Il est alors procédé, suivant les modalités indiquées à l’article 12, à la constatation des ouvrages et parties d’ouvrages exécutés et des matériaux approvisionnés.
Le titulaire, qui conserve la garde du chantier, a droit à être indemnisé des frais que lui impose cette garde et du préjudice qu’il aura éventuellement subi du fait de l’ajournement.
Une indemnité d’attente de reprise des travaux peut être fixée suivant les modalités prévues aux articles 14.3. et 14.4. »

La notion d’ajournement est entendue strictement

Il n’y a ajournement, au sens de l’article 49.1.1 précité du CCAG travaux, que si le maître d’ouvrage décide formellement de différer le début des travaux ou d’en suspendre l’exécution.
Ces stipulations ne trouvent donc pas à s’appliquer en cas de simple décision de prolongation du délai d’exécution des travaux tirant les conséquences d’un retard (CE, 27 octobre 2010, n° 323485 ; CAA Lyon, 9 janvier 2014, n° 12LY01997 ; CAA Versailles, 15 juillet 2011, n° 09VE02174). Dans ce cas, seule une sujétion technique imprévue ou une faute du maître d’ouvrage est de nature à engager la responsabilité de ce dernier à l’égard de l’entrepreneur à qui le retard a causé un préjudice - étant précisé qu’en matière de marchés à forfait, les sujétions techniques imprévues n’ouvrent droit à indemnisation que si l’économie du contrat a été bouleversée (CE, 12 novembre 2015, n° 384716).

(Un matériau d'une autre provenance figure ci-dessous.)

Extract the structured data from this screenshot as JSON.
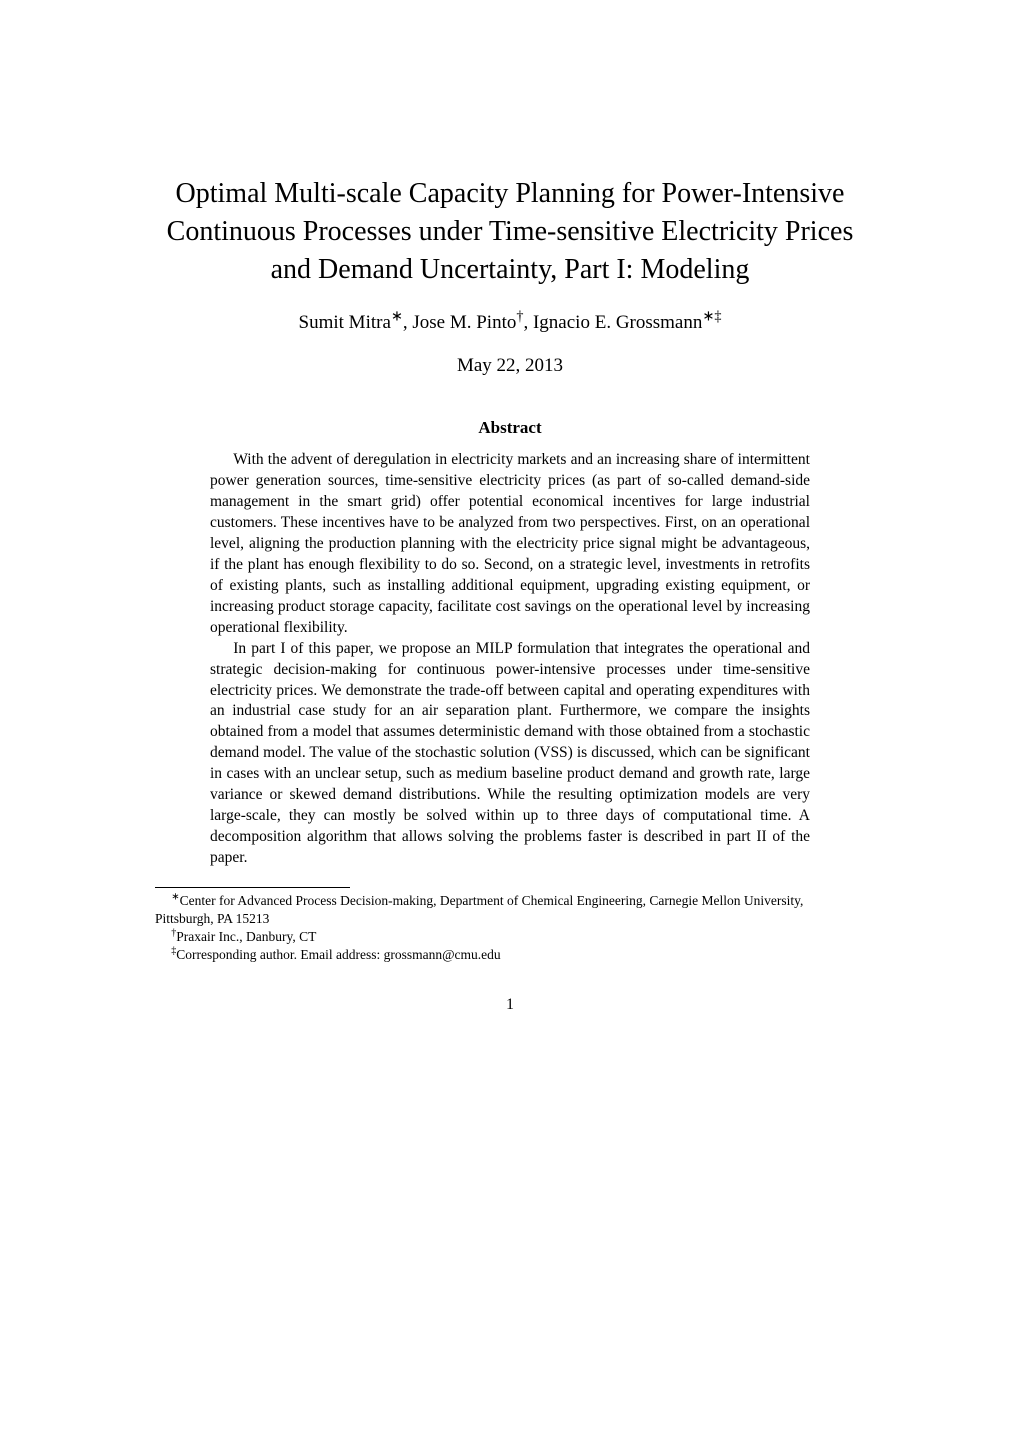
{
  "title": "Optimal Multi-scale Capacity Planning for Power-Intensive Continuous Processes under Time-sensitive Electricity Prices and Demand Uncertainty, Part I: Modeling",
  "authors_html": "Sumit Mitra<span class=\"sup\">∗</span>, Jose M. Pinto<span class=\"sup\">†</span>, Ignacio E. Grossmann<span class=\"sup\">∗‡</span>",
  "date": "May 22, 2013",
  "abstract_heading": "Abstract",
  "abstract_p1": "With the advent of deregulation in electricity markets and an increasing share of intermittent power generation sources, time-sensitive electricity prices (as part of so-called demand-side management in the smart grid) offer potential economical incentives for large industrial customers. These incentives have to be analyzed from two perspectives. First, on an operational level, aligning the production planning with the electricity price signal might be advantageous, if the plant has enough flexibility to do so. Second, on a strategic level, investments in retrofits of existing plants, such as installing additional equipment, upgrading existing equipment, or increasing product storage capacity, facilitate cost savings on the operational level by increasing operational flexibility.",
  "abstract_p2": "In part I of this paper, we propose an MILP formulation that integrates the operational and strategic decision-making for continuous power-intensive processes under time-sensitive electricity prices. We demonstrate the trade-off between capital and operating expenditures with an industrial case study for an air separation plant. Furthermore, we compare the insights obtained from a model that assumes deterministic demand with those obtained from a stochastic demand model. The value of the stochastic solution (VSS) is discussed, which can be significant in cases with an unclear setup, such as medium baseline product demand and growth rate, large variance or skewed demand distributions. While the resulting optimization models are very large-scale, they can mostly be solved within up to three days of computational time. A decomposition algorithm that allows solving the problems faster is described in part II of the paper.",
  "footnote1_html": "<span class=\"sup\">∗</span>Center for Advanced Process Decision-making, Department of Chemical Engineering, Carnegie Mellon University, Pittsburgh, PA 15213",
  "footnote2_html": "<span class=\"sup\">†</span>Praxair Inc., Danbury, CT",
  "footnote3_html": "<span class=\"sup\">‡</span>Corresponding author. Email address: grossmann@cmu.edu",
  "page_number": "1"
}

Le maître d’ouvrage est de plein droit responsable des conséquences de l’ajournement

Selon le juge administratif, il résulte de l’article 49.1.1 du CCAG travaux que le maître d’ouvrage est de plein droit responsable, c’est-à-dire même sans faute de sa part, du préjudice subi par l’entrepreneur du fait de l’ajournement (CAA Paris, 16 juin 2015, n° 13PA00368 ; CAA Nancy, 29 mai 1997, n° 96NC02064).
Les raisons pour lesquelles le maître d’ouvrage a été amené à prendre cette décision (par exemple, faute d’un autre intervenant ou fait du tiers) importent peu. Il n’y a que si l’ajournement est la conséquence d’une faute de l’entrepreneur lui-même que le maître d’ouvrage peut échapper à sa responsabilité (CE, 21 février 2000, n° 187257 ; CAA Nantes, 28 juillet 2015, n° 13NT01133).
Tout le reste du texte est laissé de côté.